1.       Emergency: You have to use credit card in emergency.

2.       Debt pay down: Use your credit card for debt pay down.

 

Now what about your line of credit? Its $5,000 on and $3,000 off, what is the net pay down? It’s $10,000 at the first month. At the second month again $5,000 on and $3,000 off and net pay down is $8,000 Like this way how much time will it take to pay down at the zero? Its 6 months.

how to pay off mortgage faster

So many questions are right now. Will I pay my mortgage by credit card? What will I do if there is an emergency? Where will I get money if there is no saving?

Yes! You will pay your mortgage and emergency by your credit card. Let say, you have to pay the hospital bill $2,000 by your credit card because of the emergency. Then add an extra month to pay down your credit card balance at zero. Now it will take 7 months to make it zero. Your line of credit is both -your checking account and your savings account. Because we never going to use more than half of our line of credit at any one time. Why? Because its emergency and we know the 2 basic rules of using credit card, right?

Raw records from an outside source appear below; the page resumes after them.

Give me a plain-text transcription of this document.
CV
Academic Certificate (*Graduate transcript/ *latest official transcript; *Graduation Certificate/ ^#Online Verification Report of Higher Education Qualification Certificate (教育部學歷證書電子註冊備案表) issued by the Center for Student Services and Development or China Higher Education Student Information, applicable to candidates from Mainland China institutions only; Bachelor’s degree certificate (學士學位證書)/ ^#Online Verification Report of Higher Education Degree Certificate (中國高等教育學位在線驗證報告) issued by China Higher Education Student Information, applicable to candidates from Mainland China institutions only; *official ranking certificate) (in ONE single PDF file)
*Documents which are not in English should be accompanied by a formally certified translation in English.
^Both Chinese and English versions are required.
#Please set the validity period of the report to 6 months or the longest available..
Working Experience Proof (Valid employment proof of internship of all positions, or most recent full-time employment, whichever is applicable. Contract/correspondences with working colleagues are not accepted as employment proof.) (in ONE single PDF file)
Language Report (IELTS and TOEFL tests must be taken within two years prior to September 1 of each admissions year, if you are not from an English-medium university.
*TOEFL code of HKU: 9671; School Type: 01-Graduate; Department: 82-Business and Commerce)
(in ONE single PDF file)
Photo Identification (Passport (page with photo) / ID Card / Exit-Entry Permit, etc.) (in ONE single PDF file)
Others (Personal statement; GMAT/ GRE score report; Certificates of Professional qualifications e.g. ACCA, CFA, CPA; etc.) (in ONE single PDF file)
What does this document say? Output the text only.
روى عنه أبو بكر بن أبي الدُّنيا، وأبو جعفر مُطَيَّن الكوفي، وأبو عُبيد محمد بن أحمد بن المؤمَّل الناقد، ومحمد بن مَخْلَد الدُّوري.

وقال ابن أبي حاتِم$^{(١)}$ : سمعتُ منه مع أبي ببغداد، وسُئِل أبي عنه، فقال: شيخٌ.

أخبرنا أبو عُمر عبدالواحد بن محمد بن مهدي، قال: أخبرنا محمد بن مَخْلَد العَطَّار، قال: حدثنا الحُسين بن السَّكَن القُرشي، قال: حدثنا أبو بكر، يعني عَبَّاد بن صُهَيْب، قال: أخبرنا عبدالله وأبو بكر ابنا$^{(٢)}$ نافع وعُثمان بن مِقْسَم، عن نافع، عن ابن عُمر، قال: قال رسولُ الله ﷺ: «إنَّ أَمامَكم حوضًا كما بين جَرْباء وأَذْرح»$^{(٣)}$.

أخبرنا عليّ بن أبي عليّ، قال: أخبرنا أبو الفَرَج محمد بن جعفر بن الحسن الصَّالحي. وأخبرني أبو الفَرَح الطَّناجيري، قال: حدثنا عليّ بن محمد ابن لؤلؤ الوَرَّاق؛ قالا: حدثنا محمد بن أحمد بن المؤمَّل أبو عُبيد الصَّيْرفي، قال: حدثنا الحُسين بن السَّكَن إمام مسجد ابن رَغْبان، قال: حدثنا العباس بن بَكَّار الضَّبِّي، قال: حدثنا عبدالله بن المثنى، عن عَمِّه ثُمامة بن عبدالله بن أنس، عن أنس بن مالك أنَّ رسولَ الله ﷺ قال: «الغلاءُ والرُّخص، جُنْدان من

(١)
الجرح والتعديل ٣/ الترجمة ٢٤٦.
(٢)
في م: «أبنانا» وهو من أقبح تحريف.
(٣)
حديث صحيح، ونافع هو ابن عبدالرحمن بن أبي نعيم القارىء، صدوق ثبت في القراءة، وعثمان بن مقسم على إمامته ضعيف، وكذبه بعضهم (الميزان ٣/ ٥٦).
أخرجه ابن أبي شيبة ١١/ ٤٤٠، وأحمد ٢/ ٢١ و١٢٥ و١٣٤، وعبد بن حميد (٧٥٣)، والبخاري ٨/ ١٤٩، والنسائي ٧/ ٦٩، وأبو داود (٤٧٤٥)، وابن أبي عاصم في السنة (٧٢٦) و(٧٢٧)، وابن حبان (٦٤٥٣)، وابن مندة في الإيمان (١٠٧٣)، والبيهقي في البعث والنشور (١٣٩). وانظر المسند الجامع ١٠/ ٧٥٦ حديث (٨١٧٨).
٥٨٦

See what happened! $12,000 credit card balance immediately has paid off in 6 months! It’s incredible, right? But there is a problem. If you full paid off of your credit card you may miss use it or may be spend for unnecessary purpose. But we know rules and you have to apply it. Now is there any emergency? No. So apply the 2nd rule. Spend the money to pay off your debt.

Because of that when you start to use the credit card this way, you keep your balance under 50%, you use the card every month but paying down more and more down you use it every month, and at 6th month you can call your credit card companies and you can get a credit limit increase at $25,000. That is $10,000 increased.

Now draw $13,000 from your credit card and apply it directly to the principal of your mortgage loan. You have to make sure that this is a principal only payment. This payment will be reduction of principal only.

If to pay off $12,000 takes 6 months then how long will it take for $13,000? It’s 6.50 or 7 months. What is happening here? If I pay off $13,000 after every 7 months then your every 7 months will be equal to 5 years. That’s mean you are escaping time as well as escaping interest.

So if you apply this technic you can make money $13,000 in every 7 months and your entire mortgage will be pay off within 5 years.